Romantic art: The Lady of Shalott


The legend of King Arthur is to English culture what the Ramayana is to Indians. There is much debate about whether he truly existed in the form that he is talked about, though the places that he ruled over – Glastonbury, Tintagel, Camelot etc – still stand, just like ur Ayudhya does. Much has been written about Arthur by various historians, poets and story-tellers, and many painters have taken these works as inspiration to create art.

Perhaps one of the most famous paintings based on a sub-plot of the Arthur legend is that of the Lady of Shalott.

Unrequited or unfulfilled love is a common theme in the mythology of all cultures. In the story of Arthur, Sir Lancelot, his best knight, is in love with Guinivere and she with him, but they cannot be together for their loyalty to the king. Lancelot is loved deeply by another woman, Elaine of Astolat, whose token Lancelot once wears into a jousting tournament, which leads her to believe that he favours her.

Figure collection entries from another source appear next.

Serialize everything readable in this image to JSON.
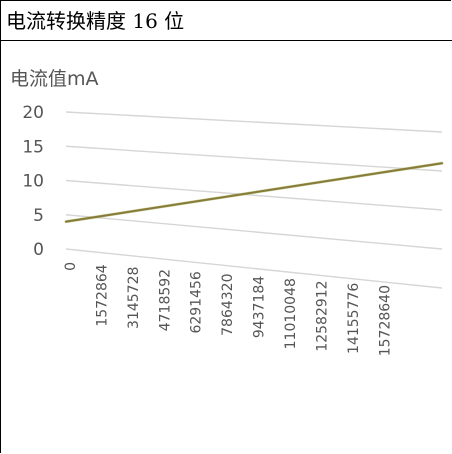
{
  "caption": "电流转换精度 16 位",
  "chart_data": {
    "type": "line",
    "title": "",
    "ylabel": "电流值mA",
    "xlabel": "",
    "x_tick_labels": [
      "0",
      "1572864",
      "3145728",
      "4718592",
      "6291456",
      "7864320",
      "9437184",
      "11010048",
      "12582912",
      "14155776",
      "15728640"
    ],
    "y_tick_labels": [
      "0",
      "5",
      "10",
      "15",
      "20"
    ],
    "ylim": [
      0,
      20
    ],
    "xlim": [
      0,
      16777215
    ],
    "grid": true,
    "series": [
      {
        "x": [
          0,
          16777215
        ],
        "values": [
          4,
          16
        ]
      }
    ],
    "colors": {
      "line": "#8a7a3a",
      "grid": "#d6d6d6",
      "axis_text": "#555555"
    }
  }
}
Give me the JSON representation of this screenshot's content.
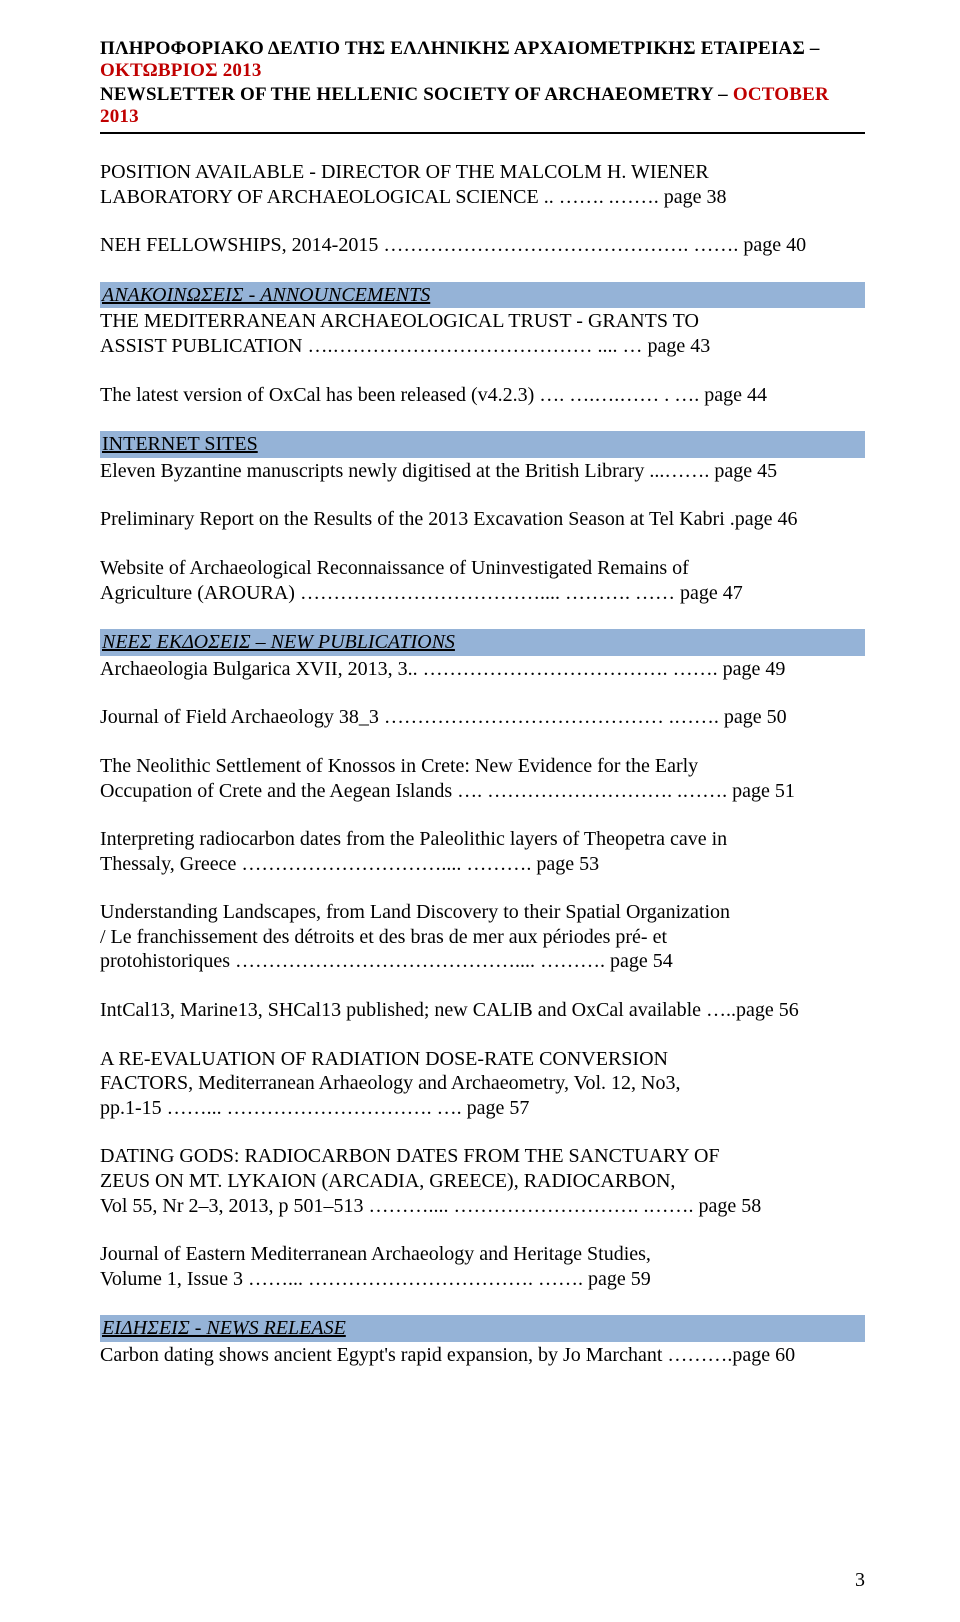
{
  "header": {
    "line1_a": "ΠΛΗΡΟΦΟΡΙΑΚΟ ΔΕΛΤΙΟ ΤΗΣ ΕΛΛΗΝΙΚΗΣ ΑΡΧΑΙΟΜΕΤΡΙΚΗΣ ΕΤΑΙΡΕΙΑΣ – ",
    "line1_b": "ΟΚΤΩΒΡΙΟΣ 2013",
    "line2_a": "NEWSLETTER OF THE HELLENIC SOCIETY OF ARCHAEOMETRY – ",
    "line2_b": "OCTOBER 2013"
  },
  "entries": {
    "e1_l1": "POSITION AVAILABLE - DIRECTOR OF THE MALCOLM H. WIENER",
    "e1_l2": "LABORATORY OF ARCHAEOLOGICAL SCIENCE .. ……. .……. page 38",
    "e2": "NEH FELLOWSHIPS, 2014-2015 ………………………………………. ……. page 40",
    "sec1": "ΑΝΑΚΟΙΝΩΣΕΙΣ - ANNOUNCEMENTS",
    "e3_l1": "THE MEDITERRANEAN ARCHAEOLOGICAL TRUST - GRANTS TO",
    "e3_l2": "ASSIST PUBLICATION ….………………………………… .... … page 43",
    "e4": "The latest version of OxCal has been released (v4.2.3) …. ….….…… . …. page 44",
    "sec2": "INTERNET SITES",
    "e5": "Eleven Byzantine manuscripts newly digitised at the British Library ...……. page 45",
    "e6": "Preliminary Report on the Results of the 2013 Excavation Season at Tel Kabri .page 46",
    "e7_l1": "Website of Archaeological Reconnaissance of Uninvestigated Remains of",
    "e7_l2": "Agriculture (AROURA) ……………………………….... ………. …… page 47",
    "sec3": "ΝΕΕΣ ΕΚΔΟΣΕΙΣ – NEW PUBLICATIONS",
    "e8": "Archaeologia Bulgarica XVII, 2013, 3.. ………………………………. ……. page 49",
    "e9": "Journal of Field Archaeology 38_3 …………………………………… .……. page 50",
    "e10_l1": "The Neolithic Settlement of Knossos in Crete: New Evidence for the Early",
    "e10_l2": "Occupation of Crete and the Aegean Islands …. ………………………. .……. page 51",
    "e11_l1": "Interpreting radiocarbon dates from the Paleolithic layers of Theopetra cave in",
    "e11_l2": "Thessaly, Greece ………………………….... ………. page 53",
    "e12_l1": "Understanding Landscapes, from Land Discovery to their Spatial Organization",
    "e12_l2": "/ Le franchissement des détroits et des bras de mer aux périodes pré- et",
    "e12_l3": "protohistoriques …………………………………….... ………. page 54",
    "e13": "IntCal13, Marine13, SHCal13 published; new CALIB and OxCal available …..page 56",
    "e14_l1": "A RE-EVALUATION OF RADIATION DOSE-RATE CONVERSION",
    "e14_l2": "FACTORS, Mediterranean Arhaeology and Archaeometry, Vol. 12, No3,",
    "e14_l3": "pp.1-15 ……... …………………………. …. page 57",
    "e15_l1": "DATING GODS: RADIOCARBON DATES FROM THE SANCTUARY OF",
    "e15_l2": "ZEUS ON MT. LYKAION (ARCADIA, GREECE), RADIOCARBON,",
    "e15_l3": "Vol 55, Nr 2–3, 2013, p 501–513 ……….... ………………………. .……. page 58",
    "e16_l1": "Journal of Eastern Mediterranean Archaeology and Heritage Studies,",
    "e16_l2": "Volume 1, Issue 3 ……... ……………………………. ……. page 59",
    "sec4": "ΕΙΔΗΣΕΙΣ - NEWS RELEASE",
    "e17": "Carbon dating shows ancient Egypt's rapid expansion, by Jo Marchant ……….page 60"
  },
  "page_number": "3",
  "colors": {
    "section_bg": "#95b3d7",
    "accent_red": "#c00000",
    "text": "#000000",
    "background": "#ffffff"
  }
}
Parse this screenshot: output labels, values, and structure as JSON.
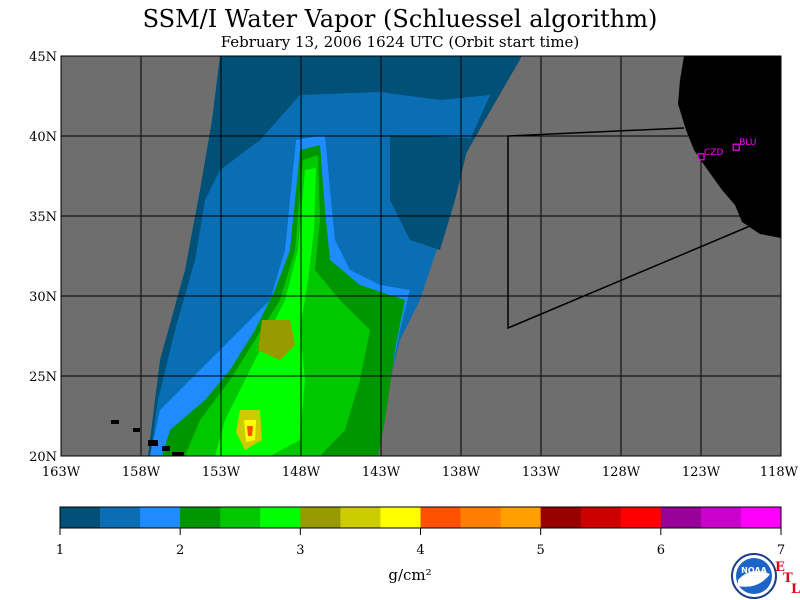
{
  "title": "SSM/I Water Vapor (Schluessel algorithm)",
  "subtitle": "February 13, 2006  1624 UTC  (Orbit start time)",
  "map": {
    "lon_range": [
      -163,
      -118
    ],
    "lat_range": [
      20,
      45
    ],
    "lat_ticks": [
      "45N",
      "40N",
      "35N",
      "30N",
      "25N",
      "20N"
    ],
    "lon_ticks": [
      "163W",
      "158W",
      "153W",
      "148W",
      "143W",
      "138W",
      "133W",
      "128W",
      "123W",
      "118W"
    ],
    "stations": [
      {
        "label": "CZD",
        "lon": -123.0,
        "lat": 38.7
      },
      {
        "label": "BLU",
        "lon": -120.8,
        "lat": 39.3
      }
    ],
    "colors": {
      "no_data": "#6e6e6e",
      "land": "#000000",
      "grid": "#000000",
      "station": "#ff00ff"
    }
  },
  "colorbar": {
    "unit": "g/cm²",
    "tick_labels": [
      "1",
      "2",
      "3",
      "4",
      "5",
      "6",
      "7"
    ],
    "range": [
      1,
      7
    ],
    "colors": [
      "#005077",
      "#0a6eb4",
      "#1e8cff",
      "#009600",
      "#00c800",
      "#00ff00",
      "#999900",
      "#cccc00",
      "#ffff00",
      "#ff5000",
      "#ff8000",
      "#ffa000",
      "#990000",
      "#cc0000",
      "#ff0000",
      "#990099",
      "#cc00cc",
      "#ff00ff"
    ]
  },
  "logo": {
    "text": "NOAA",
    "side_letters": [
      "E",
      "T",
      "L"
    ]
  }
}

When he takes an injury from a lance she nurses him back to life, but when she confesses her love for him, he spurns her gently, and offers to pay for her care.

After Lancelot leaves she dies of heartbreak. Her body is placed in a barge and let afloat down the Thames to Camelot.

The painting is based on Tennyson’s poem of the same name, which depicts a lady of Shalott who lives in an island castle set on a river that flows to ‘many tower’d’ Camelot. She sits with her loom, weaving, and only watches the outside world in her mirror, for if she turns and looks at anything, it would bring down a curse upon her. Then she sees Lancelot pass by in the mirror’s reflection, and she cannot resist turning back and looking out of her castle’s window at the caped rider.

His broad clear brow in sunlight glow’d;
On burnish’d hooves his war-horse trode;
From underneath his helmet flow’d
His coal-black curls as on he rode,
       As he rode down from Camelot.
From the bank and from the river
He flash’d into the crystal mirror,
‘Tirra lirra, tirra lirra:’
       Sang Sir Lancelot.

After Lancelot passes, not once looking at her, she realizes that the curse has come upon her. She bundles her brocade into a boat and floats down to Camelot, singing a lament as she does so. Before she reaches the castle, she dies.

Under tower and balcony,
By garden wall and gallery,
A pale, pale corpse she floated by,
Deadcold, between the houses high,
       Dead into tower’d Camelot.
Knight and burgher, lord and dame,
To the planked wharfage came:
Below the stern they read her name,
       The Lady of Shalott.

In the painting, the impending death of the lady is shown by the three candles in front of her that signify life. Two of them have been blown out by the evening breeze. And the third is fluttering.